Myth 8: Opioids, if widely used, are bound to cause abuse
Correct: Active implementation of WHO’s three-step cancer pain management principles and rational use of opioid painkillers will not only enable the majority of cancer pain patients to receive ideal pain relief treatment, but also avoid or reduce the risk of opioid abuse. In fact: Since WHO released the three-step cancer guideline in 1982, the global consumption of morphine for medical use has increased from about 2.2 tons to nearly 30 tons, without increasing the risk of opioid abuse.
Myth 9: Once you use opioids, you may need medication for life
Correct: After the cause of cancer pain is controlled and the pain disappears, opioid painkillers can be safely discontinued at any time, especially when the daily dosage of morphine is 30-60mg, and sudden discontinuation of the drug will generally not cause accidents. For long-term high-dose patients, the dosage of opioids should be gradually reduced after the pain disappears until the drug is stopped, for example, the dosage should be reduced by 25% to 50% in the first two days, and then by 25% in the next two days, until the daily dosage is reduced to 30-60 mg. In the process of reducing the dosage, if patients have pain or other abnormal reactions, they should go to the hospital for consultation.

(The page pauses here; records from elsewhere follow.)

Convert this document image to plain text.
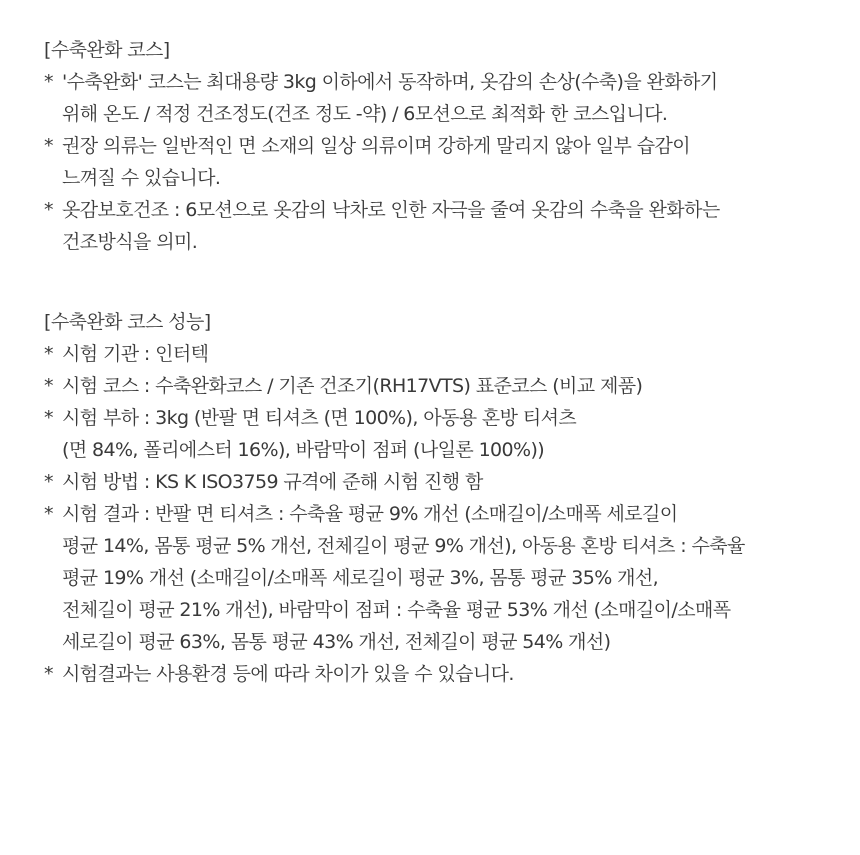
[수축완화 코스]
* '수축완화' 코스는 최대용량 3kg 이하에서 동작하며, 옷감의 손상(수축)을 완화하기
위해 온도 / 적정 건조정도(건조 정도 -약) / 6모션으로 최적화 한 코스입니다.
* 권장 의류는 일반적인 면 소재의 일상 의류이며 강하게 말리지 않아 일부 습감이
느껴질 수 있습니다.
* 옷감보호건조 : 6모션으로 옷감의 낙차로 인한 자극을 줄여 옷감의 수축을 완화하는
건조방식을 의미.
[수축완화 코스 성능]
* 시험 기관 : 인터텍
* 시험 코스 : 수축완화코스 / 기존 건조기(RH17VTS) 표준코스 (비교 제품)
* 시험 부하 : 3kg (반팔 면 티셔츠 (면 100%), 아동용 혼방 티셔츠
(면 84%, 폴리에스터 16%), 바람막이 점퍼 (나일론 100%))
* 시험 방법 : KS K ISO3759 규격에 준해 시험 진행 함
* 시험 결과 : 반팔 면 티셔츠 : 수축율 평균 9% 개선 (소매길이/소매폭 세로길이
평균 14%, 몸통 평균 5% 개선, 전체길이 평균 9% 개선), 아동용 혼방 티셔츠 : 수축율
평균 19% 개선 (소매길이/소매폭 세로길이 평균 3%, 몸통 평균 35% 개선,
전체길이 평균 21% 개선), 바람막이 점퍼 : 수축율 평균 53% 개선 (소매길이/소매폭
세로길이 평균 63%, 몸통 평균 43% 개선, 전체길이 평균 54% 개선)
* 시험결과는 사용환경 등에 따라 차이가 있을 수 있습니다.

Myth 10: Treatment with opioids for pain relief means giving euthanasia
Correct: Using opioid painkillers according to the condition of cancer pain can not only effectively control pain, but also reduce the risk of death due to severe pain, improve the quality of life and effectively prolong the survival of patients.
Myth 11: Lung cancer patients cannot use opioids
Correct: The side effects of opioid analgesics on central respiratory depression generally only occur in the case of overdose, especially when the peak blood concentration rises rapidly (intravenous administration of large doses) or when the drug accumulates and becomes toxic (such as renal insufficiency). The reason why patients with cancer pain rarely experience respiratory depression with rational use of opioid drugs is that pain is a natural antagonist of respiratory depression, and respiratory depression will not occur as long as pain cannot be stopped; patients with cancer pain who use opioid drugs for a long time will soon develop tolerance to the respiratory depression side effects of drugs. Therefore, patients with lung cancer pain can safely and effectively use opioid painkillers.